A group of Yakima-based nurses was awarded $2.8 million Wednesday after it was found that they were regularly required to work off the clock without pay.

During a Wednesday afternoon hearing in Yakima County Superior Court, Judge Blaine Gibson awarded the 28 nurses $1.4 million in back pay from the time they spent working off the clock at then-Yakima Regional Medical and Cardiac Center. An additional $1.4 million in punitive damages was awarded.

The hospital has since changed ownership and is now Astria Regional Medical Center. Astria is not responsible for paying the $2.8 million.

The Washington State Nurses Association filed suit against the hospital in 2015, alleging the nurses were paid only for eight-hour shifts but were forced to work additional hours without pay. The association’s senior director of labor, Christine Watts, said the association decided to file the lawsuit after several nurses complained they were working overtime without pay — complaints Watts said the hospital ignored.

“It was all unanswered and unresolved and it continued,” she said. “Unfortunately, we were forced to file this lawsuit and put it in front of them and say, ‘Enough is enough.’”

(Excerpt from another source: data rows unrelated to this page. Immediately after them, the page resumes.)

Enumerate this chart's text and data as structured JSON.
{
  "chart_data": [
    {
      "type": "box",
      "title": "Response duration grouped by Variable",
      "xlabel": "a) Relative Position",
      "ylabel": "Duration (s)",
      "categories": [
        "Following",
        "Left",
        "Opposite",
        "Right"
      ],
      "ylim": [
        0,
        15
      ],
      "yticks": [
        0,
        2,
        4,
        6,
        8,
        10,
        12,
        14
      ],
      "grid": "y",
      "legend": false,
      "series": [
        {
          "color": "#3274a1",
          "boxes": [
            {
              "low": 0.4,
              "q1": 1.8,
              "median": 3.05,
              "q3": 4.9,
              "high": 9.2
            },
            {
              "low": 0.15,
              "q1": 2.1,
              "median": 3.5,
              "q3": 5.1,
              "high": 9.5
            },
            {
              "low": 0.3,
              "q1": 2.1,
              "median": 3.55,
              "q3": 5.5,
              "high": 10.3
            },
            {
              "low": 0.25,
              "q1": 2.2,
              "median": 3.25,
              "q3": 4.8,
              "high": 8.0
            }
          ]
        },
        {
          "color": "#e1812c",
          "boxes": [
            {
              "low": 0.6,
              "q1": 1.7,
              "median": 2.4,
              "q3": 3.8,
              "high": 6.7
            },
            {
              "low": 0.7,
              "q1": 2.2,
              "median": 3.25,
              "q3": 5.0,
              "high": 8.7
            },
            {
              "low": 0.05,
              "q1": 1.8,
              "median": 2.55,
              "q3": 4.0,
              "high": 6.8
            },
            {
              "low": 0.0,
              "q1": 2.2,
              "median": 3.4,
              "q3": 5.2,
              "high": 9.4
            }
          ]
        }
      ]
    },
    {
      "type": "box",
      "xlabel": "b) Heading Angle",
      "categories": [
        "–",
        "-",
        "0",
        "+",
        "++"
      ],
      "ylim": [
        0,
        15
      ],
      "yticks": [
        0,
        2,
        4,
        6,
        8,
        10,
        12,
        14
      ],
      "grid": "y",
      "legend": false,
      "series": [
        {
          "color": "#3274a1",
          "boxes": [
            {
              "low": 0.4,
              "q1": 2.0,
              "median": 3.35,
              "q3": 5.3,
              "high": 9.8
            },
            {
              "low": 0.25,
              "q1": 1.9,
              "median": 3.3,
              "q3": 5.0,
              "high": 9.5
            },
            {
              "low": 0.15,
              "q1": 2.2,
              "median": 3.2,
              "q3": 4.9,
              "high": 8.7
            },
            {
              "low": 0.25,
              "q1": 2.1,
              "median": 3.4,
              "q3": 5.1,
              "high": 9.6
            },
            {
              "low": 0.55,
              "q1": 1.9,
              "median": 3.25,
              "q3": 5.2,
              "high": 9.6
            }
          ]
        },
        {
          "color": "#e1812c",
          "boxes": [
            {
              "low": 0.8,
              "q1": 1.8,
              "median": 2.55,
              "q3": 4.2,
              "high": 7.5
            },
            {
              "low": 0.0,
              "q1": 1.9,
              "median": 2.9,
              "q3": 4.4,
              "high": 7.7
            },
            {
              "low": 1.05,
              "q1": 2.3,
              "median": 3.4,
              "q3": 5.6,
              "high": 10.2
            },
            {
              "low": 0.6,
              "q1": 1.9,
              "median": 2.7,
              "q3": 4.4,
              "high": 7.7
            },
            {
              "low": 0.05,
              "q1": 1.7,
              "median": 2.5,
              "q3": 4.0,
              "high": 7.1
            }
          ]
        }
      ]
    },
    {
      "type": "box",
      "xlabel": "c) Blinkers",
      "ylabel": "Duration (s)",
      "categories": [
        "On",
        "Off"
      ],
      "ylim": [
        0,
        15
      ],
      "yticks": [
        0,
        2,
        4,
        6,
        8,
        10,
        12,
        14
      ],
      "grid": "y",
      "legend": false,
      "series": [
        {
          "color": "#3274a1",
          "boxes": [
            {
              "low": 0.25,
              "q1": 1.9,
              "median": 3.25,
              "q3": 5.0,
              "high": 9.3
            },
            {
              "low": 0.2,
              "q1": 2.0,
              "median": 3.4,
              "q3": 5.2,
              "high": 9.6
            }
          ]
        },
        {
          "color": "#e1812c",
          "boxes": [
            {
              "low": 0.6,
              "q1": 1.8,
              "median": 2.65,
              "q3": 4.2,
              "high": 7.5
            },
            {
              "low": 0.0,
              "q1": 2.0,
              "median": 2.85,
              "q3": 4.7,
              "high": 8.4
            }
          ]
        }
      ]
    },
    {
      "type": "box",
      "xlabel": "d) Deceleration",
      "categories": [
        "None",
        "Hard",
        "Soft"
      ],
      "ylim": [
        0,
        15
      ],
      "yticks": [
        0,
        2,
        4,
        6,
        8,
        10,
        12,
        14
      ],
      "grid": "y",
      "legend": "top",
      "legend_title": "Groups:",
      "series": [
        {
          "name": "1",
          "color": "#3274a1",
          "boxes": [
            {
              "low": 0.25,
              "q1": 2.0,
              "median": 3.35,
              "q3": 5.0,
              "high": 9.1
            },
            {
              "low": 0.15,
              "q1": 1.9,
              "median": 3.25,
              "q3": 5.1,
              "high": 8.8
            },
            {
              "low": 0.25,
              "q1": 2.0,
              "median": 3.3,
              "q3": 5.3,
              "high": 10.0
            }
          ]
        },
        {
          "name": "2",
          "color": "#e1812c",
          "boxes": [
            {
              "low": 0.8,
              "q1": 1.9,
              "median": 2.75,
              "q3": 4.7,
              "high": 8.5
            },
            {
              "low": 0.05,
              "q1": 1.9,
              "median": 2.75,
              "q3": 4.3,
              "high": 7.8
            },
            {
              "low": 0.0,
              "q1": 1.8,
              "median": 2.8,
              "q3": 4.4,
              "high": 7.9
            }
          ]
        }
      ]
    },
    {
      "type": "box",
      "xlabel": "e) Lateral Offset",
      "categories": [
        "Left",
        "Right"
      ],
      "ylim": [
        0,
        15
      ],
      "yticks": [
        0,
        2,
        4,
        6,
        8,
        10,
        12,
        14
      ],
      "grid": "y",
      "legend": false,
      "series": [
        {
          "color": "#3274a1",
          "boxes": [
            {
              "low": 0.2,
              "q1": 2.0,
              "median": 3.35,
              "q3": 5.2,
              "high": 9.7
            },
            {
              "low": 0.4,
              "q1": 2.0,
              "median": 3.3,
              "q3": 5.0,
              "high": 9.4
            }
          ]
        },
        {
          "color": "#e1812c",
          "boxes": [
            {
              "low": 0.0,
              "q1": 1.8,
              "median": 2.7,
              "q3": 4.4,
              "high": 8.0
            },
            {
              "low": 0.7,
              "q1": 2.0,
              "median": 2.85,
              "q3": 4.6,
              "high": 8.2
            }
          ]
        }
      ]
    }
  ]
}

Last week, Gibson ruled in favor of the association, saying the hospital forced its home care nurses to work additional hours without pay. The nurses worked in the hospital’s home health and hospice programs.

In his findings, Gibson said the nurses weren’t paid for as much as 37 percent of the total time they spent working between April 2012 and August 2017 and regularly worked anywhere from two to eight extra hours per day without pay.

Additionally, Gibson said the hospital “bullied” the nurses into filling out and signing time cards that inaccurately showed they had not worked overtime.

Gibson also found the nurses were denied uninterrupted half-hour meal breaks — which the nurses are entitled to by state law — on at least 90 percent of the days they worked long enough to require one.

After Wednesday’s hearing adjourned, several people in attendance cheered and hugged one another.

“The testimony the nurses gave was heart-wrenching,” Julia Barcott said afterward. Barcott was a nurse at the hospital for 14 years, but now serves as a cabinet chair for the state Nurses Association.

“As a nurse who lives here and takes care of patients in this community, I know how distressing it is when all you want to do is focus on your patients,” she said. “Denying nurses compensation for all the hours they worked is wrong.”